Summary of Solutions to Climate Change Ranked by Cost-Effectiveness - robertwiblin
http://www.drawdown.org/solutions-summary-by-rank
======
schiffern
I can't say how good their data is, but the descriptions seem to leave
something to be desired.

For instance, the #1 most effective method listed is refrigerant management.
[http://www.drawdown.org/solutions/materials/refrigerant-
mana...](http://www.drawdown.org/solutions/materials/refrigerant-management)

> _Refrigerants, specifically CFCs and HCFCs, were once culprits in depleting
> the ozone layer. Thanks to the 1987 Montreal Protocol, they have been phased
> out. HFCs, the primary replacement, spare the ozone layer, but have 1,000 to
> 9,000 times greater capacity to warm the atmosphere than carbon dioxide._

They seem to suggest that this is an unintended side-effect, but fail to
mention that CFCs were no better in this regard (falling into that same
range).

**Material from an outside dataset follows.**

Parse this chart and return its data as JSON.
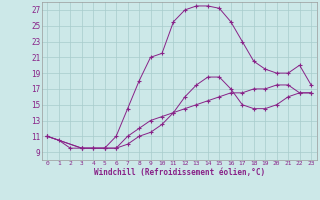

R-12, the most common CFC, has a global warming potential of 10,900,
or 10,900x that of CO2.

> _Through an amendment to the Montreal Protocol, the world will phase out
> HFCs—starting with high-income countries in 2019, then some low-income
> countries in 2024 and others in 2028. Substitutes are already on the market,
> including natural refrigerants such as propane and ammonium [sic]._

Propane and anhydrous ammonia are considered "first generation refrigerants."
They were phased out in favor of CFCs ("second generation refrigerants")
because unlike propane and anhydrous ammonia, CFCs don't explode or chemical
burn your lungs if your household refrigerator leaks.

[https://en.wikipedia.org/wiki/Thomas_Midgley_Jr.#Synthesis_o...](https://en.wikipedia.org/wiki/Thomas_Midgley_Jr.#Synthesis_of_Freon)

There _are_ better options, the imaginatively named "fourth generation
refrigerants." These include HFO-1234yf (nearly a drop-in replacement for
R-134a; incidentally this is used in the Tesla drivetrain chiller/air
conditioner), HFO-1234ze, and ironically enough CO2 (aka R-744, which is much
cheaper than the other two and runs more efficiently, but requires a system
redesign due to higher operating pressures).

[https://en.wikipedia.org/wiki/HFO-1234yf](https://en.wikipedia.org/wiki/HFO-1234yf)

[https://en.wikipedia.org/wiki/R-744](https://en.wikipedia.org/wiki/R-744)

------
lostmsu
Does not mention fusion at all. People are so short-sighted. :(